A single button might have been more efficient but the point is:

Bugs can turn into features.

The undo button on your Gmail originated because it takes Gmail five seconds to send your email into the ether. By adding the “undo” button, we now have a feature that has saved countless conflicts and disasters.

Design thinking makes lemonade if you are looking for opportunities.

Heaven knows we all need it

Princess Diana shaking hands with a resident at an AIDS hospice.

In a time when AIDS was widely still misunderstood, Princess Diana removes her glove to shake the hands of a resident at an AIDS hospice.

“HIV does not make people dangerous to know. You can shake their hands and give them a hug. Heaven knows they need it”.

It was a simple act of kindness and bravery. We all need connection, to feel the touch of another human being. That is why a hug is so powerful when we are down.

Little acts of bravery. Every day there is another opportunity to reach out and connect with someone. Perhaps, it is putting away an old rival and picking up the phone. Perhaps, it is visiting someone who has no one to talk to.

Ten seconds of courage. That is all you need to change the course.

Community rules

It wasn’t until the 1980s that the first national hand hygiene guidelines were published. 130 years after Semmelweiss discovered that washing your hands saved lives. It doesn’t cost anything and it is something that the entire community benefits from. We become so used to these rules like having speed limits or a 40-hour workweek, that we forget it didn’t always used to be this way. It’s only when the system fails that we ask, “Who is in charge here?”

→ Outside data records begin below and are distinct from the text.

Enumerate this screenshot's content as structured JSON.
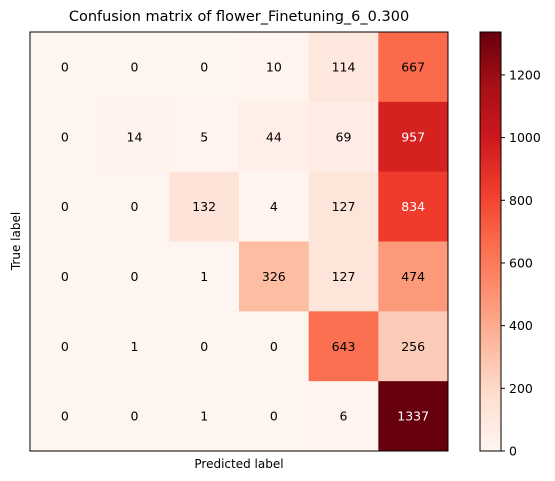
{
  "chart_data": {
    "type": "heatmap",
    "title": "Confusion matrix of flower_Finetuning_6_0.300",
    "xlabel": "Predicted label",
    "ylabel": "True label",
    "colormap": "Reds",
    "vmin": 0,
    "vmax": 1337,
    "matrix": [
      [
        0,
        0,
        0,
        10,
        114,
        667
      ],
      [
        0,
        14,
        5,
        44,
        69,
        957
      ],
      [
        0,
        0,
        132,
        4,
        127,
        834
      ],
      [
        0,
        0,
        1,
        326,
        127,
        474
      ],
      [
        0,
        1,
        0,
        0,
        643,
        256
      ],
      [
        0,
        0,
        1,
        0,
        6,
        1337
      ]
    ],
    "colorbar_ticks": [
      0,
      200,
      400,
      600,
      800,
      1000,
      1200
    ],
    "text_color_light": "#ffffff",
    "text_color_dark": "#000000"
  }
}
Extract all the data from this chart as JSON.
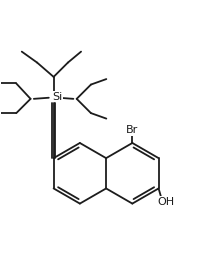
{
  "bg": "#ffffff",
  "lc": "#1c1c1c",
  "lw": 1.3,
  "fs": 7.5,
  "fw": 2.21,
  "fh": 2.73,
  "dpi": 100,
  "si_label": "Si",
  "br_label": "Br",
  "oh_label": "OH"
}
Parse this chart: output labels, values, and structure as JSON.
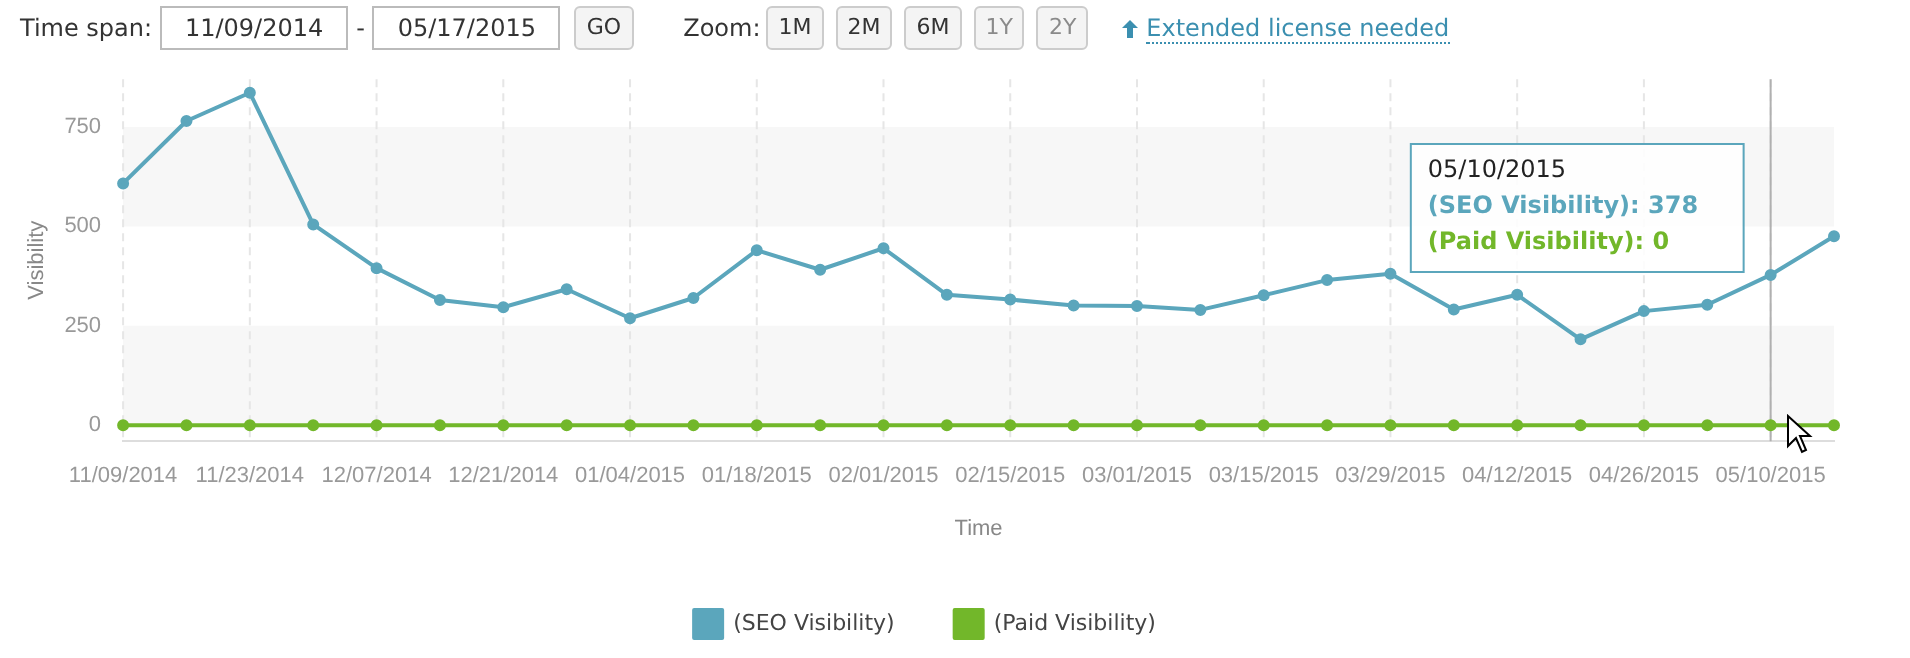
{
  "chart_data": {
    "type": "line",
    "xlabel": "Time",
    "ylabel": "Visibility",
    "categories": [
      "11/09/2014",
      null,
      "11/23/2014",
      null,
      "12/07/2014",
      null,
      "12/21/2014",
      null,
      "01/04/2015",
      null,
      "01/18/2015",
      null,
      "02/01/2015",
      null,
      "02/15/2015",
      null,
      "03/01/2015",
      null,
      "03/15/2015",
      null,
      "03/29/2015",
      null,
      "04/12/2015",
      null,
      "04/26/2015",
      null,
      "05/10/2015",
      null
    ],
    "series": [
      {
        "name": "(SEO Visibility)",
        "color": "#5ba6bc",
        "values": [
          608,
          765,
          836,
          505,
          395,
          315,
          297,
          342,
          269,
          320,
          440,
          391,
          445,
          328,
          316,
          301,
          300,
          290,
          327,
          365,
          381,
          291,
          328,
          216,
          287,
          303,
          378,
          475
        ]
      },
      {
        "name": "(Paid Visibility)",
        "color": "#72b72a",
        "values": [
          0,
          0,
          0,
          0,
          0,
          0,
          0,
          0,
          0,
          0,
          0,
          0,
          0,
          0,
          0,
          0,
          0,
          0,
          0,
          0,
          0,
          0,
          0,
          0,
          0,
          0,
          0,
          0
        ]
      }
    ],
    "ylim": [
      -40,
      870
    ],
    "yticks": [
      0,
      250,
      500,
      750
    ],
    "grid": "x",
    "legend": "bottom",
    "marker": "circle",
    "line_style": "solid",
    "bands": [
      {
        "axis": "y",
        "from": 500,
        "to": 750,
        "color": "#f7f7f7"
      },
      {
        "axis": "y",
        "from": 0,
        "to": 250,
        "color": "#f7f7f7"
      }
    ],
    "ref_lines": [
      {
        "axis": "x",
        "value": "05/10/2015",
        "color": "#b0b0b0"
      }
    ],
    "annotations": [
      "Time span:",
      "11/09/2014",
      "-",
      "05/17/2015",
      "GO",
      "Zoom:",
      "1M",
      "2M",
      "6M",
      "1Y",
      "2Y",
      "Extended license needed",
      "05/10/2015",
      "(SEO Visibility): 378",
      "(Paid Visibility): 0"
    ]
  }
}
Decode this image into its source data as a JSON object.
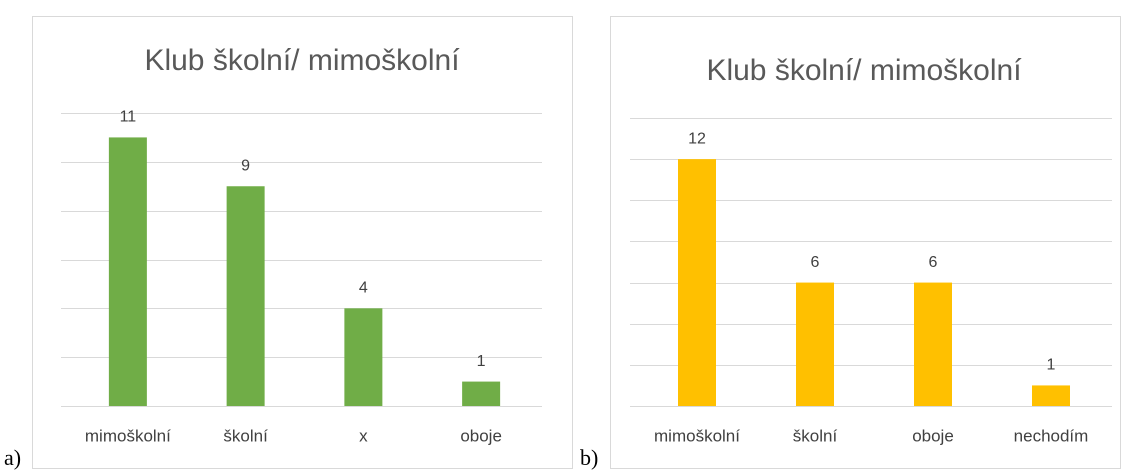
{
  "chart_data": [
    {
      "type": "bar",
      "panel_label": "a)",
      "title": "Klub školní/ mimoškolní",
      "categories": [
        "mimoškolní",
        "školní",
        "x",
        "oboje"
      ],
      "values": [
        11,
        9,
        4,
        1
      ],
      "color": "#70ad47",
      "ylim": [
        0,
        12
      ],
      "yticks": [
        0,
        2,
        4,
        6,
        8,
        10,
        12
      ],
      "grid": true
    },
    {
      "type": "bar",
      "panel_label": "b)",
      "title": "Klub školní/ mimoškolní",
      "categories": [
        "mimoškolní",
        "školní",
        "oboje",
        "nechodím"
      ],
      "values": [
        12,
        6,
        6,
        1
      ],
      "color": "#ffc000",
      "ylim": [
        0,
        14
      ],
      "yticks": [
        0,
        2,
        4,
        6,
        8,
        10,
        12,
        14
      ],
      "grid": true
    }
  ]
}
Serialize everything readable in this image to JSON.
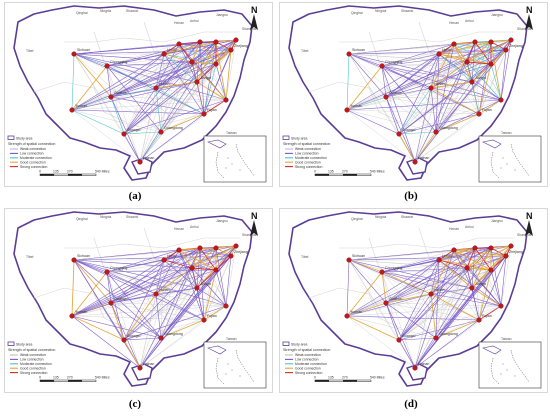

It has always been on the community to decide what it is we are willing to tolerate. And it will continue to be the community that decides what we are willing to allow going forward.

Connecting to the world

We worked so hard to create the postal system, the telegraph, radios, TV, phones, fax machines, the internet, email, text, social media…because human beings so desperately want to connect.

Now that we have broken the barrier to connect, we are exhausted from reading how the world needs to be fixed. It continues to be the source of so much of our sadness when we spend too much time “connected.”

We don’t want a connection with everybody. We are looking to connect with somebody. Something authentic and real not manufactured with an algorithm. No one seems to get tired when someone writes a letter or stops by our house to see how we are doing. What’s the problem then?

Interviews don’t work

Interviews are a terrible way to hire someone for a job. Because someone who is really good at interviews may be bad at their job. And the reverse is true too.

It’s an audition.

Which tells me, people are lousy at judging someone else’s character. What makes it worst is that first impression fuels so much of our narrative in what we choose to see in that person going forward.

Bad first impressions create a hole for someone to get out of.

Write it down or forget it

Often times the best ideas for a blog (or anything really) come when I am in the shower or laying awake at night.

The reason, I think, is that being still gives space for ideas to flow. The constant bambarbemt of the incoming is too much for creativity to thrive.

The second challenge is then to write it down. If I don’t, I won’t remember to put together for someone else to read it.

(This blog today is here because I forgot to write another idea.)